Robustness checks for units and variables

As mentioned in the lecture, this whole procedure hinges on a lot of choices. Through a robustness check (or sensitivity analysis) you can find out if your conclusions would have been differen if you had made a different choice somewhere in the study.

Exercise 9

Change one of the choices, rerun the analysis, and compare the results to the results you just created.

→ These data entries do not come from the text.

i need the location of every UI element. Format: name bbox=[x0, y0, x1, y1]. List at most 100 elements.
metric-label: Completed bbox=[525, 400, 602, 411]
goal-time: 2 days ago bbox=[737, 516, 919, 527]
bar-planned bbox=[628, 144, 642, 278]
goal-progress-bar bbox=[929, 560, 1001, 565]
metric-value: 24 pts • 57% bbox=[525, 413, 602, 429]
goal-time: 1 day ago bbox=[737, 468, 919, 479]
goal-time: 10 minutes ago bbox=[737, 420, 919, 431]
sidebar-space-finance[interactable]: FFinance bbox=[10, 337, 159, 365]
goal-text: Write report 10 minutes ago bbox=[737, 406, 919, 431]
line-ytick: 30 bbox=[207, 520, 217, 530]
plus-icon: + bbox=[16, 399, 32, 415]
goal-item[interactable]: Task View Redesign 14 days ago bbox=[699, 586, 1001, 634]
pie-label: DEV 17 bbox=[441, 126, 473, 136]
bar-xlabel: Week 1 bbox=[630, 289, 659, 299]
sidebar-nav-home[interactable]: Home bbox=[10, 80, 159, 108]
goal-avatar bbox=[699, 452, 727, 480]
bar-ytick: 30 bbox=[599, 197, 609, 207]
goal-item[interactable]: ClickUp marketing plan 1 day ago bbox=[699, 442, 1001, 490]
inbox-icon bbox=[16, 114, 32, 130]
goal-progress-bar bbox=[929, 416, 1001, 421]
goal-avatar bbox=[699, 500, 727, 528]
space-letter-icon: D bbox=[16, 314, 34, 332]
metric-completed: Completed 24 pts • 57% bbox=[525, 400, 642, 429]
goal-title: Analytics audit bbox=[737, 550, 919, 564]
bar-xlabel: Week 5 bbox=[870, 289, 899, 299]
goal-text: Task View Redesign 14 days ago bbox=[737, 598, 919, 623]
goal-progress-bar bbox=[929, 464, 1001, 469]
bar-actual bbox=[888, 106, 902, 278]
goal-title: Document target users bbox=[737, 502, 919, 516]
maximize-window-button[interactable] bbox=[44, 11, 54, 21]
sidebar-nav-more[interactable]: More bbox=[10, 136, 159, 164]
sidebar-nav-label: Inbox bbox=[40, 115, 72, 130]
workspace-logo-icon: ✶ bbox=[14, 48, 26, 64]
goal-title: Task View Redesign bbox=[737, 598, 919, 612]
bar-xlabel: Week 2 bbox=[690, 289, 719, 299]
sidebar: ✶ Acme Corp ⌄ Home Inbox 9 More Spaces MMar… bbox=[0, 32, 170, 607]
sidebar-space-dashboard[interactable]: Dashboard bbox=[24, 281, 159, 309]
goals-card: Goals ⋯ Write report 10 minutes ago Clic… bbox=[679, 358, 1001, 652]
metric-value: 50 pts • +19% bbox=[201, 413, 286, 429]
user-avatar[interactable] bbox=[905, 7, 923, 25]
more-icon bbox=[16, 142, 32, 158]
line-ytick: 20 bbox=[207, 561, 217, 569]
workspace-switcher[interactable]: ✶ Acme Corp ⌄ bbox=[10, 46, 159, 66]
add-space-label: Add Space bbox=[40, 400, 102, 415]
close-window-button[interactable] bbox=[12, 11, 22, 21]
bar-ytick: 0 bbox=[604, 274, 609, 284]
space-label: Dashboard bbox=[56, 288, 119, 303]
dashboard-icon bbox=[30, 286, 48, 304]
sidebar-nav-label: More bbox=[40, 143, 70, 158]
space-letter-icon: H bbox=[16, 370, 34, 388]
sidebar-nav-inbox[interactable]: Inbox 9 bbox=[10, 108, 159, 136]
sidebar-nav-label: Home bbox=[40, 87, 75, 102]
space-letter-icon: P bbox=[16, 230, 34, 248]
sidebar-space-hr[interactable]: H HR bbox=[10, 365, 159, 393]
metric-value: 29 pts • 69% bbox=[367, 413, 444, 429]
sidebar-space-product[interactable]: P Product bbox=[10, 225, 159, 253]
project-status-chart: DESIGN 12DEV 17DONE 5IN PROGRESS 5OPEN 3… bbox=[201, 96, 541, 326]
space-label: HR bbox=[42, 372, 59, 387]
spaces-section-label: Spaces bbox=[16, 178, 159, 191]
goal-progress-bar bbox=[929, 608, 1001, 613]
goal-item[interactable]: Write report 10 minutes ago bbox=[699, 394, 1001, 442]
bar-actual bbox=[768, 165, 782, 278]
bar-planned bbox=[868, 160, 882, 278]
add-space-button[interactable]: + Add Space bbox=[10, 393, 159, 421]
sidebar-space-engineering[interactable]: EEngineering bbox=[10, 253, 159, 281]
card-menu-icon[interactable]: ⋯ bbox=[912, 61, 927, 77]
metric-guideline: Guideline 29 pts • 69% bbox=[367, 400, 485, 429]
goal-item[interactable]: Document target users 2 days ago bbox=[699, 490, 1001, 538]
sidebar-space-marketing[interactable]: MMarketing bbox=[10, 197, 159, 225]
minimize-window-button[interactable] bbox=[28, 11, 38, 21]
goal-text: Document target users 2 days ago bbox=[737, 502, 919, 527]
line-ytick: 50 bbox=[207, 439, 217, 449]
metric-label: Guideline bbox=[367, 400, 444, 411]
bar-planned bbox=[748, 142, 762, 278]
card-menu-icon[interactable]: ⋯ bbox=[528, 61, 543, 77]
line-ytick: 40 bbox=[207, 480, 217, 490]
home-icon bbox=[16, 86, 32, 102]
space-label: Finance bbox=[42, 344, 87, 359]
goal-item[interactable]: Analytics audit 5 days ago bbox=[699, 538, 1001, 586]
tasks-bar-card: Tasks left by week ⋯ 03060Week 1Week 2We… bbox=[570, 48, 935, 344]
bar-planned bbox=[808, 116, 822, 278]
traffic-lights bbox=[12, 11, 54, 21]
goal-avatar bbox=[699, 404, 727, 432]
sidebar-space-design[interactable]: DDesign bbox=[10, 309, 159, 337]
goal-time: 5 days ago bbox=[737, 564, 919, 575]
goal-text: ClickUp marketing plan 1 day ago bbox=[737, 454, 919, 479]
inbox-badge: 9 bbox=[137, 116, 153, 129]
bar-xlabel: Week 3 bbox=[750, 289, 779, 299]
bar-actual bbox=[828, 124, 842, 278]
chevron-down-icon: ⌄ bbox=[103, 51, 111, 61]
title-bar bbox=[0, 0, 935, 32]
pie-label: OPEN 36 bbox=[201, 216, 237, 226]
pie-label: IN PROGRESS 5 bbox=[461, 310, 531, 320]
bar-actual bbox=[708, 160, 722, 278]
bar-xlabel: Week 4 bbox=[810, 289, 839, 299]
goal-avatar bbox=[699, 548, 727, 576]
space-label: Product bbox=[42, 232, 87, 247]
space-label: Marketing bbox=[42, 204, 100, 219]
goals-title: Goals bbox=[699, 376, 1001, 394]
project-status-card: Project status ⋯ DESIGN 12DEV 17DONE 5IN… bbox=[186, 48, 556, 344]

For example:

  • Change the donor pool by taking out Utah and Nevada
  • Change the covariates by adding more, removing some, or changing the time window
  • Set the variable weights to the inverse of the covariate’s variances instead of RMSPE estimation
Code
# do all three of the above.
prop99_syn_robust <- 
  prop99 |> 
  # remove utah and nevada
  filter(state != "Utah", state != "Nevada") |> 
  # create synthetic control object
  synthetic_control(
    outcome = cigsale,
    unit = state,
    time = year,
    i_unit = "California",
    i_time = 1988,
    generate_placebos = TRUE
  ) |> 
  # The first three predictors
  generate_predictor(
    time_window = 1976:1988, # Changed time window
    lnincome = mean(lnincome, na.rm = TRUE),
    retprice = mean(retprice, na.rm = TRUE),
    age15to24 = mean(age15to24, na.rm = TRUE)
  ) |> 
  # Removed beer consumption in 1984-1988
  # Cigarette sales in 1975
  generate_predictor(
    time_window = 1975,
    cigsale_1975 = cigsale
  ) |> 
  # Cigarette sales in 1980
  generate_predictor(
    time_window = 1980,
    cigsale_1980 = cigsale
  ) |> 
  # Added cigarette sales in 1984
  generate_predictor(
    time_window = 1984,
    cigsale_1984 = cigsale
  ) |> 
  # Cigarette sales in 1988
  generate_predictor(
    time_window = 1988,
    cigsale_1988 = cigsale
  )

# compute variance for each predictor
v_weights <- 
  grab_predictors(prop99_syn_robust, type = "controls") |> 
  pivot_longer(-variable) |> 
  group_by(variable) |> 
  summarize(inverse_var = 1/var(value)) |> 
  mutate(v_weight = inverse_var/sum(inverse_var)) |> 
  pull(v_weight)

# create weights and synthetic control
prop99_syn_robust <- 
  prop99_syn_robust |> 
  generate_weights(custom_variable_weights = v_weights) |> 
  generate_control()

# plot the trend and permutation test
plot_trends(prop99_syn_robust)
plot_placebos(prop99_syn_robust)

Conclusion

In this practical, you have created a causal effect estimate using the synthetic control method in the tidysynth package, you have performed inferences for this method, and you have created a single robustness check for this inference to see whether the conclusions change if a different decision were made earlier in the study design.